25 settembre 2017

G. VASTA, Negli Oratori di Palermo

Ph. di Ramak Fazel

GIACOMO SERPOTTA NEGLI ORATORI  DI  PALERMO

di Giorgio Vasta

Palermo è una città di sguardi. Chi la percorre si rende conto che oltre a osservare ciò che lo circonda è a sua volta, da ciò che lo circonda, osservato. Come se la materia fisica della città non si accontentasse di venire contemplata, con incanto o rammarico, ma ricambiasse percependo a sua volta chi la attraversa.
In alcuni luoghi questa vocazione panottica si fa perturbante: accade nei mercati storici di Ballarò o del Capo, dove ci si muove in una ragnatela percettiva e gli occhi che osservano il visitatore non sono solo quelli umani di chi vende il pesce, la frutta e la verdura, ma affiorano anche dai cumuli di pesche e di limoni, dalle pentole dove bollono le patate, dal bagnomaria delle pannocchie (sono occhi i semini neri che costellano il rosso dell’anguria, i mucchi di mandorle dal guscio-palpebra lignificato); la sensazione di venire guardati si rinnova alle Catacombe dei Cappuccini, dove i corpi dei frati e degli aristocratici cittadini, degli ufficiali e delle vergini, si sporgono dalle nicchie scavate nelle gallerie contemplandoci cadavericamente euforici; e ancora basta raggiungere il Museo internazionale delle marionette Antonio Pasqualino e sfilare sotto il tiro incrociato degli sguardi vegetali, inerti e attentissimi, dei fantocci appesi in folte schiere o raccolti in grappoli, per verificare di nuovo che in questa città l’ammirazione può essere indistinguibile dall’apprensione.
Palermo ci guarda anche con occhi di stucco. Sono quelli delle statue di Giacomo Serpotta, e in particolare quelli dei suoi putti, innumerevoli e straordinari, scrupolosamente sparsi negli oratori del centro storico.
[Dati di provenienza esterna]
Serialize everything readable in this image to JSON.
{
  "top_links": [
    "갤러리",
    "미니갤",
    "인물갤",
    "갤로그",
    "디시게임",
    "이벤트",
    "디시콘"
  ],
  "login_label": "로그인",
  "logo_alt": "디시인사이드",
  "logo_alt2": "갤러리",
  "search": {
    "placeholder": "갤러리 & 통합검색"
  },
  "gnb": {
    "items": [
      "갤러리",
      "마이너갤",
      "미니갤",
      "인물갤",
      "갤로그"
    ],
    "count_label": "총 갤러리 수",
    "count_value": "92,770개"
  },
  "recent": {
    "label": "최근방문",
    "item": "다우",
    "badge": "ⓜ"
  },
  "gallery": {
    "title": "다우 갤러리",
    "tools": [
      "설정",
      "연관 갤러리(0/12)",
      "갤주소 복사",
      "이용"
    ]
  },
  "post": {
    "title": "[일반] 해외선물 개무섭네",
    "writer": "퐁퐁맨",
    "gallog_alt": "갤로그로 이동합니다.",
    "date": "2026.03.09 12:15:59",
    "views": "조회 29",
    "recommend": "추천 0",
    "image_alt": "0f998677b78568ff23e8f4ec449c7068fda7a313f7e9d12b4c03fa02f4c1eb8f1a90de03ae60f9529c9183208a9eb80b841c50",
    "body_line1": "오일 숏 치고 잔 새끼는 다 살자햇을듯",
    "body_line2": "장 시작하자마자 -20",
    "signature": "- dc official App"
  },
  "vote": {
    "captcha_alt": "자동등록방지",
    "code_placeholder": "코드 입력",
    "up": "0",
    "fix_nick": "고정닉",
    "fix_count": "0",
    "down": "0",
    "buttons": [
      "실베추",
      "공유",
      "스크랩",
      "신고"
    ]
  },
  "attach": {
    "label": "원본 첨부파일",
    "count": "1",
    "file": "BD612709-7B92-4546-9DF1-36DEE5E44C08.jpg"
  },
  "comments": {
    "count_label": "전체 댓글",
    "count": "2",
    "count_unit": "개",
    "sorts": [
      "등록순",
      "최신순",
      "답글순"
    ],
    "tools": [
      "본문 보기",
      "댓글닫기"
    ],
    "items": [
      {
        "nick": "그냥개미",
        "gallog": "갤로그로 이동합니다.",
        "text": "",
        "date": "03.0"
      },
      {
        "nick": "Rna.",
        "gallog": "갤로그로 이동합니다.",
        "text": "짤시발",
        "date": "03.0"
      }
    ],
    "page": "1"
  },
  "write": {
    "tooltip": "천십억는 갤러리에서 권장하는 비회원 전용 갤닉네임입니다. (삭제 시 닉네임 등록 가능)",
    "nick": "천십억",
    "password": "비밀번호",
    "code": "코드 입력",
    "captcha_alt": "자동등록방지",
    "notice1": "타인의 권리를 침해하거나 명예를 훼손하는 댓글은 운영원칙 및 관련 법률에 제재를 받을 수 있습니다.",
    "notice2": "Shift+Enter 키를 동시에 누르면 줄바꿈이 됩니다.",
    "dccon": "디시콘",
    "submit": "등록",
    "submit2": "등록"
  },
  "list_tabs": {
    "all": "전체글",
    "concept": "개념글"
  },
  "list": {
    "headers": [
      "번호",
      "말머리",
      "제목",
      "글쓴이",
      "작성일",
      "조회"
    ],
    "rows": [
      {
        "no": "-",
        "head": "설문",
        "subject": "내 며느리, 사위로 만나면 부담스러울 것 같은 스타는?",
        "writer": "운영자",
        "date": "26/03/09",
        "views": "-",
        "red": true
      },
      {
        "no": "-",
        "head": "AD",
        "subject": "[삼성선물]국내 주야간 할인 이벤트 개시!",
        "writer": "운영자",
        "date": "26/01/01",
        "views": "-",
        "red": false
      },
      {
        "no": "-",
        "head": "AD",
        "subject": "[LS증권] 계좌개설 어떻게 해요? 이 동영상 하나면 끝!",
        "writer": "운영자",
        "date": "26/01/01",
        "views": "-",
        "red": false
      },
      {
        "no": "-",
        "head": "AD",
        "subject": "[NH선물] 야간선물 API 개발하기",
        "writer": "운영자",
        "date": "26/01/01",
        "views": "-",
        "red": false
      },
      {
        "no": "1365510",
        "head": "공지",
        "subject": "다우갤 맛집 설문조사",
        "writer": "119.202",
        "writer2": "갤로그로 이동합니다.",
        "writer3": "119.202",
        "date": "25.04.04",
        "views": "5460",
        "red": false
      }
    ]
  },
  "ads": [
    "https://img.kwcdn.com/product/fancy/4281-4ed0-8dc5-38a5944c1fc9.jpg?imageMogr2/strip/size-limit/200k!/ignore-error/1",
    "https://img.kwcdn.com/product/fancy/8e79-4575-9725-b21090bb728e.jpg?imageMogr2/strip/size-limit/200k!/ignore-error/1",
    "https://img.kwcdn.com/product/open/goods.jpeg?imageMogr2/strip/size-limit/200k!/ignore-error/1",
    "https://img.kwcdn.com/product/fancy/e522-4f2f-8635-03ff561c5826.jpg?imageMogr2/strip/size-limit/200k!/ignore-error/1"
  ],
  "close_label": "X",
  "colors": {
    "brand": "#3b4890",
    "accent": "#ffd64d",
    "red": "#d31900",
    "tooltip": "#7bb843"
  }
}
Dello scultore – nato alla Kalsa nel 1656, vissuto durante la dominazione spagnola e morto, sempre a Palermo, nel 1732 – un suo contemporaneo, Vincenzo Parisi, scrisse: «Serpotta, tu con opra indefessa / Stupida fai la meraviglia istessa». E in effetti facendo ingresso nelle aule rettangolari degli oratori, a imporsi è uno stupore che non è culturale ma sensoriale. Perché prima ancora di incarnarsi in forme, il bianco che fascia le pareti è materia dilagante, una sostanza che si allarga, si allunga, si frantuma, cola come rivolo o cascatella, si ricoagula in un magma più ordinato, finché ciò che ci si spalanca davanti è una teoria di figurine insieme promiscue e avulse che dovrebbero essere intrinseche al discorso religioso risultando invece eterodosse e anarchiche, irriducibilmente enigmatiche.
Nell’Oratorio di San Domenico, in via Bambinai, c’è un putto carponi, a cavalcioni della sua schiena un compagno bellicoso col braccio teso avanti e il pugno chiuso; poco più in là, altri due abbracciati, i volti folli («ercolini tentennanti, bacchini ebbri di sole», li descriveva Ugo Ojetti). Sono vitali e sono caduchi: emblemi della locale vocazione all’effimero. Alcuni hanno ali grandi, altri alucce che germogliano dalle scapole, altri schiene liscissime, rese sfavillanti dalla cosiddetta «allustratura».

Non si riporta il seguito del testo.